As palliative care demonstrates its effectiveness in treating patients and controlling some costs, Frydman has seen insurance companies evolving toward paying for palliative care.
Driving the evolution are two factors. One is the growing view of palliative care as a preventive health service.
At the same time, personalization of health care is growing. The idea of a one-size-fits model is growing less popular.
“Health care is becoming more focused on what patients prioritize for their own health and giving them an opportunity to participate in shared decision-making,” Frydman said. “That’s what palliative care aims to do for people living with serious illness and their caregivers.”

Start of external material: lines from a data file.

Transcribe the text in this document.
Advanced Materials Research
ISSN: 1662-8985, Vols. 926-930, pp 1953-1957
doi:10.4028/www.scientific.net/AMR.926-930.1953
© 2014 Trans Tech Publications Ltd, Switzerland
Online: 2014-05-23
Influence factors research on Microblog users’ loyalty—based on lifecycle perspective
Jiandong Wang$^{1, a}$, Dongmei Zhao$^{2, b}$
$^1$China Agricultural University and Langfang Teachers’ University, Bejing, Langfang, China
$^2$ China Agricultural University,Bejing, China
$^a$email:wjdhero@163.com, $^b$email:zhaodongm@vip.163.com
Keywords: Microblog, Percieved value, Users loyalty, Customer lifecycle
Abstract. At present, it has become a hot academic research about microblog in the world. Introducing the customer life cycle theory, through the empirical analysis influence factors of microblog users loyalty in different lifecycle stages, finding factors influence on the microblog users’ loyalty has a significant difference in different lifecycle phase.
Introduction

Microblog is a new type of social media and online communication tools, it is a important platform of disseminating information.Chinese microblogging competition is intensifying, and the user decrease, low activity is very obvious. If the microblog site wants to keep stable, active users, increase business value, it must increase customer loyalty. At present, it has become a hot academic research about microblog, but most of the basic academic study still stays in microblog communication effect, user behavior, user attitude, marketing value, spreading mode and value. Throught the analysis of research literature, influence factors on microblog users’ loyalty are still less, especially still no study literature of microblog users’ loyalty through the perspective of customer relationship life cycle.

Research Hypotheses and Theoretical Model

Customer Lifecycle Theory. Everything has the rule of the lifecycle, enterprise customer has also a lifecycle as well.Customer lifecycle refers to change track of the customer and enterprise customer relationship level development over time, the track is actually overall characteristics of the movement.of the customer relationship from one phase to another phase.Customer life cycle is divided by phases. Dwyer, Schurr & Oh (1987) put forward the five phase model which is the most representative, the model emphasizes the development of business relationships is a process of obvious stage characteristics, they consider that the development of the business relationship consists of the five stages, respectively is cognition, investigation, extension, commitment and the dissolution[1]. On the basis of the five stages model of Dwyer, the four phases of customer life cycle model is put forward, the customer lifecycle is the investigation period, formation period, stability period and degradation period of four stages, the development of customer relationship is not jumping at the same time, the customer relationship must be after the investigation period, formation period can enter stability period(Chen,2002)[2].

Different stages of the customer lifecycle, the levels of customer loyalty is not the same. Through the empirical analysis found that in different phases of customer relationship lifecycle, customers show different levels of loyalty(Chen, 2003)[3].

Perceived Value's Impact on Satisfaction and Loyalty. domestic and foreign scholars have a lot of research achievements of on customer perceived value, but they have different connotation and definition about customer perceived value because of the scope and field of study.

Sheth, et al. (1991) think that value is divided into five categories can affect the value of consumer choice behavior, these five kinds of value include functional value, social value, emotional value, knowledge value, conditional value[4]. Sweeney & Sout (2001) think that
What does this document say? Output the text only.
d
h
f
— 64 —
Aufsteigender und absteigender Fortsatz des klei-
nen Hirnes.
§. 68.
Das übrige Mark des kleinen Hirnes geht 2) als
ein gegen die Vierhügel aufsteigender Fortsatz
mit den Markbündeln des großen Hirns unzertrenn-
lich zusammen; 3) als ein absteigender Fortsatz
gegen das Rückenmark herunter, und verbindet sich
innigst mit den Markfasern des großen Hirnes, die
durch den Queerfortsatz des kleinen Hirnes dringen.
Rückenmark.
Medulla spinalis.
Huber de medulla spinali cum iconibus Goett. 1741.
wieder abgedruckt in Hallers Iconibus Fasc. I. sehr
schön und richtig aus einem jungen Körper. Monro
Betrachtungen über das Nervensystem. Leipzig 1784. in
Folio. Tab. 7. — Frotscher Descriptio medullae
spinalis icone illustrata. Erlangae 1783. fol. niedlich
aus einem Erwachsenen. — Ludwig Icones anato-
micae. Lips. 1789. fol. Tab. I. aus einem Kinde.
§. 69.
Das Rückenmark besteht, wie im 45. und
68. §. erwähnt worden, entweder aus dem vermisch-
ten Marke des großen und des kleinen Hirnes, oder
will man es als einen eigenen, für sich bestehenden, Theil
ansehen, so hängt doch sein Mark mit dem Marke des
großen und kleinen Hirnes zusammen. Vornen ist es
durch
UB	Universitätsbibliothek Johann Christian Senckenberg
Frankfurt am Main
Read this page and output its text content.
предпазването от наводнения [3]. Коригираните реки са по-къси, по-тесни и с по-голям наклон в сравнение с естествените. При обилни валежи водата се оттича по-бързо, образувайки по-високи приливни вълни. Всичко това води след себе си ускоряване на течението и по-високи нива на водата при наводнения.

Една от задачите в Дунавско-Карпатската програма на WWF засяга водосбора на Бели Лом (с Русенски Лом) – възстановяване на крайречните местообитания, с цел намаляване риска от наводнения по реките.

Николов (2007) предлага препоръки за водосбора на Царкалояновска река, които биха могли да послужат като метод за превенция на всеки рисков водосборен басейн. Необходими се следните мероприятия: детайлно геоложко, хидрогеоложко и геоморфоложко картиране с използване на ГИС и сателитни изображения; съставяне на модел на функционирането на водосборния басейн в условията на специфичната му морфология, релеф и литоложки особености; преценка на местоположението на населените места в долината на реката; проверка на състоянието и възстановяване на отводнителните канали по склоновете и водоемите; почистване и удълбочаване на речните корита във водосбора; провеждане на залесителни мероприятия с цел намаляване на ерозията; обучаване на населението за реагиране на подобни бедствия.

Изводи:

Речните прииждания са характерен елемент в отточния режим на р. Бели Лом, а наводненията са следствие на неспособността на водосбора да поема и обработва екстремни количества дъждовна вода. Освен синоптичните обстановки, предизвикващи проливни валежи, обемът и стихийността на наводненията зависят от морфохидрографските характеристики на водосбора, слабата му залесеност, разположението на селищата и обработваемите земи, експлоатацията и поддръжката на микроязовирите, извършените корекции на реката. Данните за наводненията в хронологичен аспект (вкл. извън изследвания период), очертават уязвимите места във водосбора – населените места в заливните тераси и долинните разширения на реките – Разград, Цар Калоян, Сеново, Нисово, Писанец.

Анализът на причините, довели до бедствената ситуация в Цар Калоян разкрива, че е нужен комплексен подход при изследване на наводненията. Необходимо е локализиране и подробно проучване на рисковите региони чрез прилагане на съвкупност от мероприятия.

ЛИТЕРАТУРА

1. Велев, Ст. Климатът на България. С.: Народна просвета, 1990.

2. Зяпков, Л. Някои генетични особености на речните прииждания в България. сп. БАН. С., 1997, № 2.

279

That growth isn’t short-term, either.
“I think that we have an aging population with increasing complexity, and we have to continue to make investments in early palliative care to ensure that people are getting the care that they want as they see various specialists as they come in and out of hospital or acute settings,” she said. “Palliative care alongside primary care alongside their primary treating provider, like an oncologist, is going to become that extra layer of continuity and support that’s needed.”